Il a suffi que le journaliste un peu hétérodoxe André Bercoff pose des questions à propos du sauvetage providentiel de l'enfant suspendu à un balcon par Mamadou Gassama pour que le CSA soit saisi, qu'il soit mis en accusation par Laurent Joffrin pour « susciter des doutes » et quasiment convoqué pour se justifier de l'accusation de « complotisme » devant son (en principe) confrère Jean-Marc Morandini.

D'abord il est assez extraordinaire de reprocher à un journaliste le fait de poser des questions et d'inciter au doute. Indépendamment de cette affaire de sauvetage, il me semblait naïvement que c'était justement cela une des fonctions principales du journalisme. Et que la démarche rationnelle et scientifique pourrait se résumer ainsi : de même qu'il vaut mieux avoir dix coupables en liberté qu'un innocent en prison, il vaut mieux avoir dix doutes excessifs qu'un dogme infondé. 

Par ailleurs, il est vrai que ce que les médias dominants appellent les «théories du complot», et qui vont d'interrogations légitimes sur les récits médiatiques et sur les assertions gouvernementales aux spéculations les plus fantaisistes, prolifèrent sur les réseaux sociaux. Mais existe-t-il une seule personne sensée qui peut croire que cette façon de traiter monsieur Bercoff va en quoi que ce soit faire reculer cette prolifération ?

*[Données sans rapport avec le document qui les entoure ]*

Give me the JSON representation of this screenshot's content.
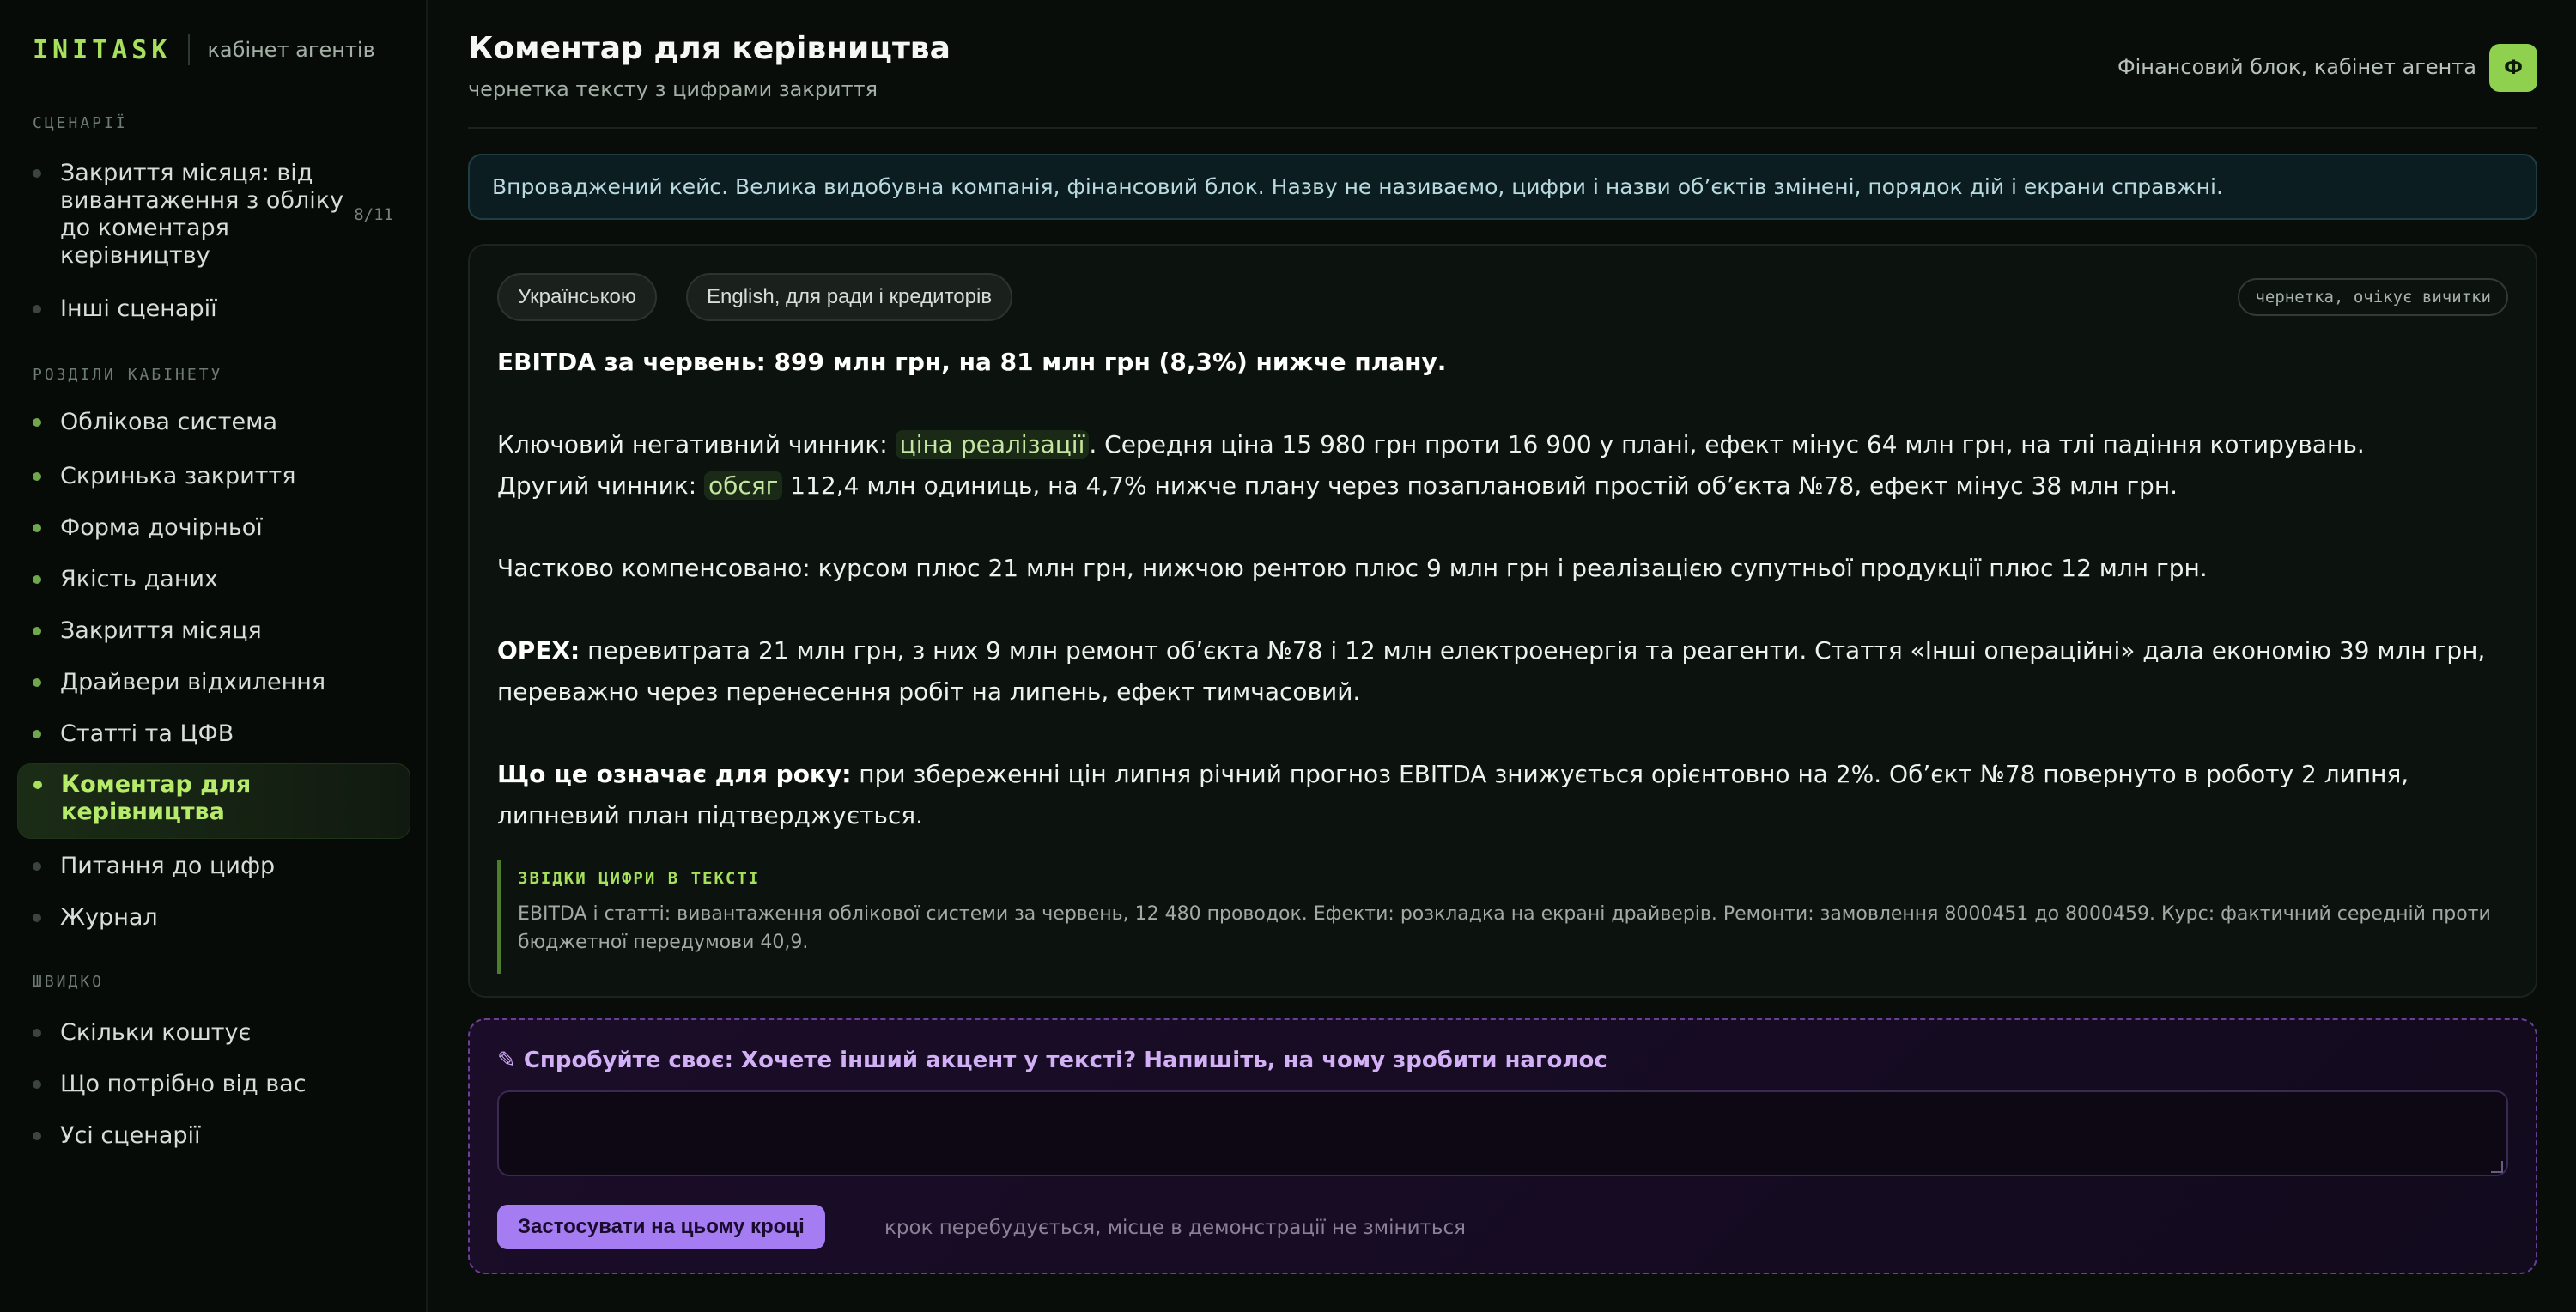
{
  "brand": {
    "logo": "INITASK",
    "subtitle": "кабінет агентів"
  },
  "sidebar": {
    "scenarios_title": "СЦЕНАРІЇ",
    "scenarios": [
      {
        "label": "Закриття місяця: від вивантаження з обліку до коментаря керівництву",
        "count": "8/11"
      },
      {
        "label": "Інші сценарії"
      }
    ],
    "sections_title": "РОЗДІЛИ КАБІНЕТУ",
    "sections": [
      {
        "label": "Облікова система"
      },
      {
        "label": "Скринька закриття"
      },
      {
        "label": "Форма дочірньої"
      },
      {
        "label": "Якість даних"
      },
      {
        "label": "Закриття місяця"
      },
      {
        "label": "Драйвери відхилення"
      },
      {
        "label": "Статті та ЦФВ"
      },
      {
        "label": "Коментар для керівництва"
      },
      {
        "label": "Питання до цифр"
      },
      {
        "label": "Журнал"
      }
    ],
    "quick_title": "ШВИДКО",
    "quick": [
      {
        "label": "Скільки коштує"
      },
      {
        "label": "Що потрібно від вас"
      },
      {
        "label": "Усі сценарії"
      }
    ]
  },
  "header": {
    "title": "Коментар для керівництва",
    "subtitle": "чернетка тексту з цифрами закриття",
    "agent_label": "Фінансовий блок, кабінет агента",
    "avatar_letter": "Ф"
  },
  "banner": "Впроваджений кейс. Велика видобувна компанія, фінансовий блок. Назву не називаємо, цифри і назви об’єктів змінені, порядок дій і екрани справжні.",
  "draft_card": {
    "lang_tabs": [
      "Українською",
      "English, для ради і кредиторів"
    ],
    "status": "чернетка, очікує вичитки",
    "headline": "EBITDA за червень: 899 млн грн, на 81 млн грн (8,3%) нижче плану.",
    "p1_a": "Ключовий негативний чинник: ",
    "p1_hl": "ціна реалізації",
    "p1_b": ". Середня ціна 15 980 грн проти 16 900 у плані, ефект мінус 64 млн грн, на тлі падіння котирувань.",
    "p2_a": "Другий чинник: ",
    "p2_hl": "обсяг",
    "p2_b": " 112,4 млн одиниць, на 4,7% нижче плану через позаплановий простій об’єкта №78, ефект мінус 38 млн грн.",
    "p3": "Частково компенсовано: курсом плюс 21 млн грн, нижчою рентою плюс 9 млн грн і реалізацією супутньої продукції плюс 12 млн грн.",
    "opex_label": "OPEX:",
    "opex_text": " перевитрата 21 млн грн, з них 9 млн ремонт об’єкта №78 і 12 млн електроенергія та реагенти. Стаття «Інші операційні» дала економію 39 млн грн, переважно через перенесення робіт на липень, ефект тимчасовий.",
    "year_label": "Що це означає для року:",
    "year_text": " при збереженні цін липня річний прогноз EBITDA знижується орієнтовно на 2%. Об’єкт №78 повернуто в роботу 2 липня, липневий план підтверджується.",
    "sources_title": "ЗВІДКИ ЦИФРИ В ТЕКСТІ",
    "sources_text": "EBITDA і статті: вивантаження облікової системи за червень, 12 480 проводок. Ефекти: розкладка на екрані драйверів. Ремонти: замовлення 8000451 до 8000459. Курс: фактичний середній проти бюджетної передумови 40,9."
  },
  "try_box": {
    "title": "✎ Спробуйте своє: Хочете інший акцент у тексті? Напишіть, на чому зробити наголос",
    "input_value": "",
    "apply_label": "Застосувати на цьому кроці",
    "apply_note": "крок перебудується, місце в демонстрації не зміниться"
  },
  "colors": {
    "accent": "#a6e05c",
    "try_accent": "#a67cf2",
    "banner_bg": "#0b1d21"
  }
}
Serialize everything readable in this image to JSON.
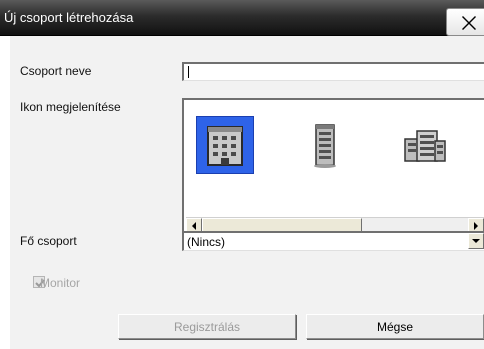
{
  "window": {
    "title": "Új csoport létrehozása",
    "close_icon": "close-icon"
  },
  "form": {
    "group_name_label": "Csoport neve",
    "group_name_value": "",
    "icon_display_label": "Ikon megjelenítése",
    "icons": [
      {
        "name": "building-icon",
        "selected": true
      },
      {
        "name": "tower-icon",
        "selected": false
      },
      {
        "name": "office-building-icon",
        "selected": false
      }
    ],
    "main_group_label": "Fő csoport",
    "main_group_value": "(Nincs)",
    "monitor_label": "Monitor",
    "monitor_checked": true,
    "monitor_enabled": false
  },
  "buttons": {
    "register_label": "Regisztrálás",
    "register_enabled": false,
    "cancel_label": "Mégse"
  }
}
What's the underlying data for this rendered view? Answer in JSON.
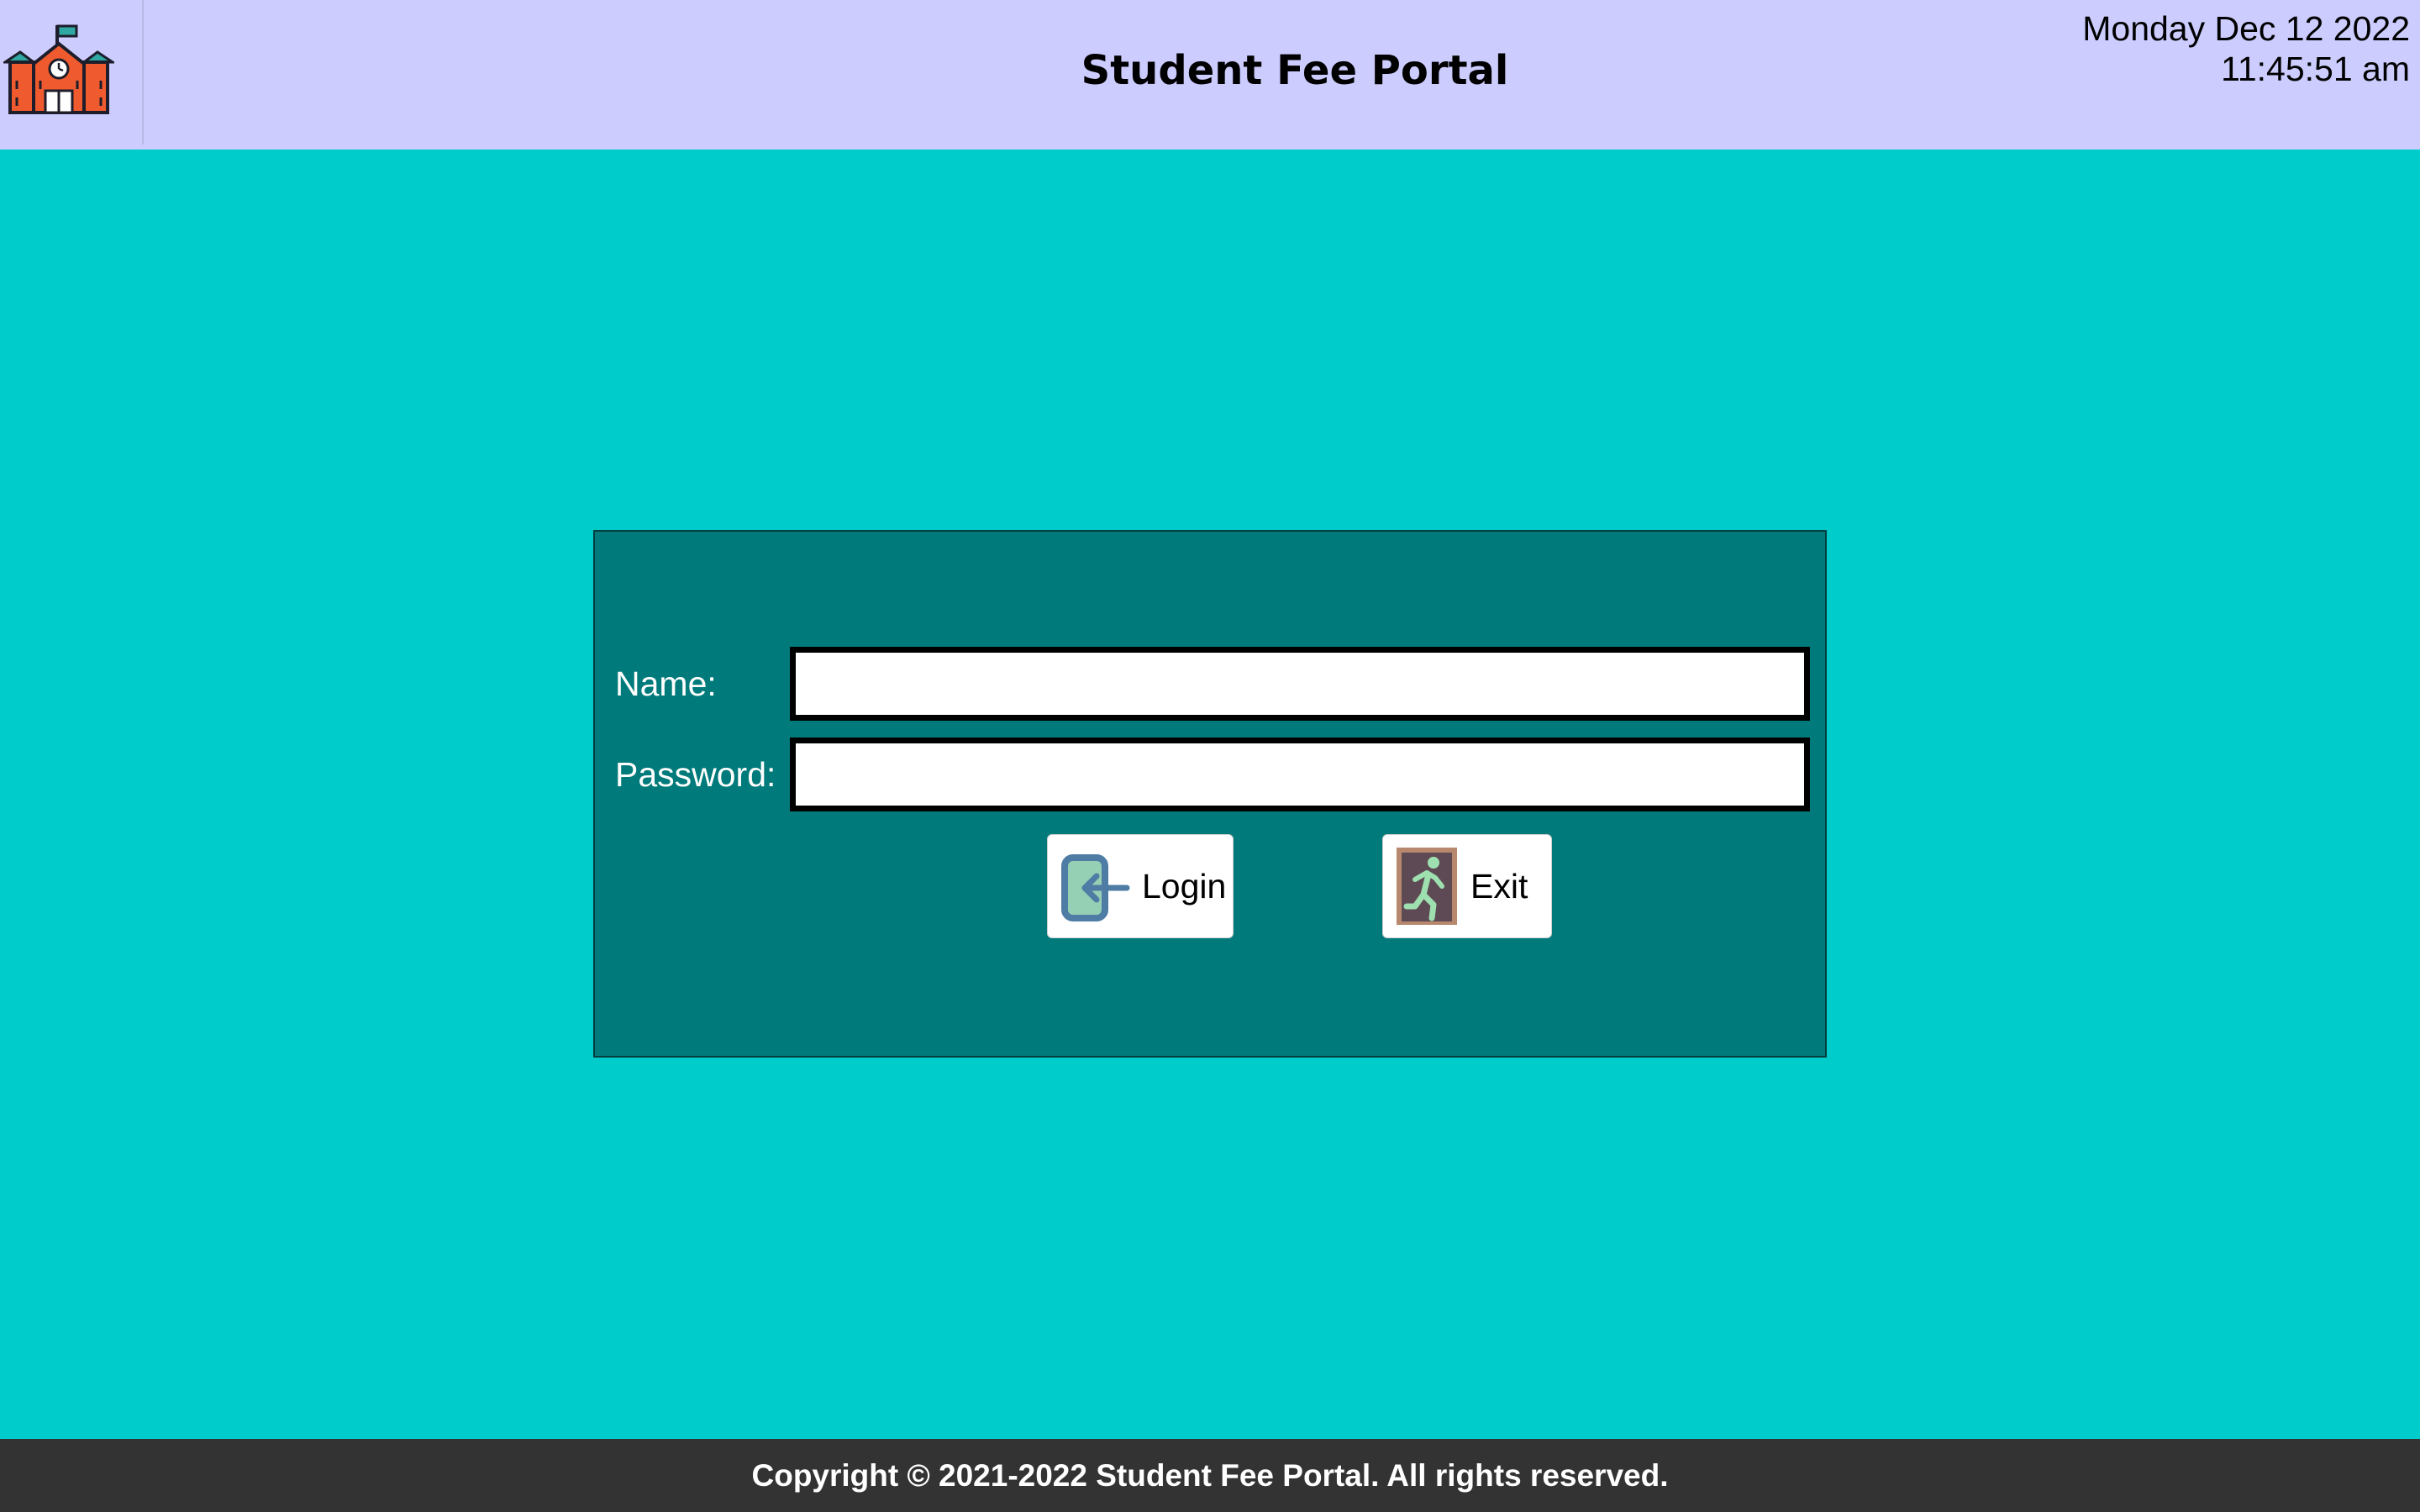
{
  "header": {
    "title": "Student Fee Portal",
    "date": "Monday Dec 12 2022",
    "time": "11:45:51 am",
    "logo_icon": "school-building-icon",
    "background": "#ccccff"
  },
  "login_form": {
    "name_label": "Name:",
    "name_value": "",
    "password_label": "Password:",
    "password_value": "",
    "panel_color": "#007a7a",
    "buttons": {
      "login": {
        "label": "Login",
        "icon": "login-door-arrow-icon"
      },
      "exit": {
        "label": "Exit",
        "icon": "emergency-exit-icon"
      }
    }
  },
  "footer": {
    "copyright": "Copyright © 2021-2022 Student Fee Portal. All rights reserved.",
    "background": "#333333"
  },
  "page": {
    "background": "#00cccc"
  }
}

Totalitarisme de la naïveté

Finalement, la ministre de la culture, madame Françoise Nyssen, souhaite faire de l'audiovisuelpublicun média engagé qui permettra de combattre les idées « hautement réactionnaires » des Français, entre autre concernant la diversité. Tout d'abord, ce que LREM considère comme réactionnaire (défendre les services publics ou la souveraineté nationale) est exactement ce qui aurait été considéré comme progressiste il y a quelques décennies, ce qui fait que le terme mériterait d'être défini. Mais plus fondamentalement, est-il légitime de demander à des adultes de payer des impôts ou des redevances pour être rééduqués ?

Loin de moi l'idée que le gouvernement veuille consciemment instaurer un régime totalitaire. Le problème vient plutôt du subjectivisme généralisé de la culture contemporaine où les discours sur les valeurs ont permis de mettre de côté les questions touchant aux faits et à l'objectivité. On le voit assez dans la méfiance généralisée face aux progrès scientifiques et techniques. Certes, le droit n'a pas le même type d'objectivité que les sciences naturelles. Mais il cherche à établir des règles fondées en raison qui permettent de protéger l'individu face à l'arbitraire du pouvoir. Toute la réflexion classique sur la liberté d'expression, remontant au XVIIIe siècle, repose sur cette idée.

Les gens qui nous parlent sans arrêt de leurs valeurs ne font en réalité que mettre en avant leur propre supériorité morale. Et c'est bien cela qui est à la base de la corruption du droit à laquelle on assiste dans l'affaire de la loi sur les fausses nouvelles, des réactions hystériques face au « complotisme » de monsieur Bercoff, et de la bonne conscience de madame Nyssen. A partir du moment où un groupe d'individus se persuade qu'il incarne le Bien à cause de ses « valeurs », il ne perçoit même plus les limites légitimes que l'on peut mettre à son pouvoir. C'est ce qu'on pourrait appeler le totalitarisme de la naïveté.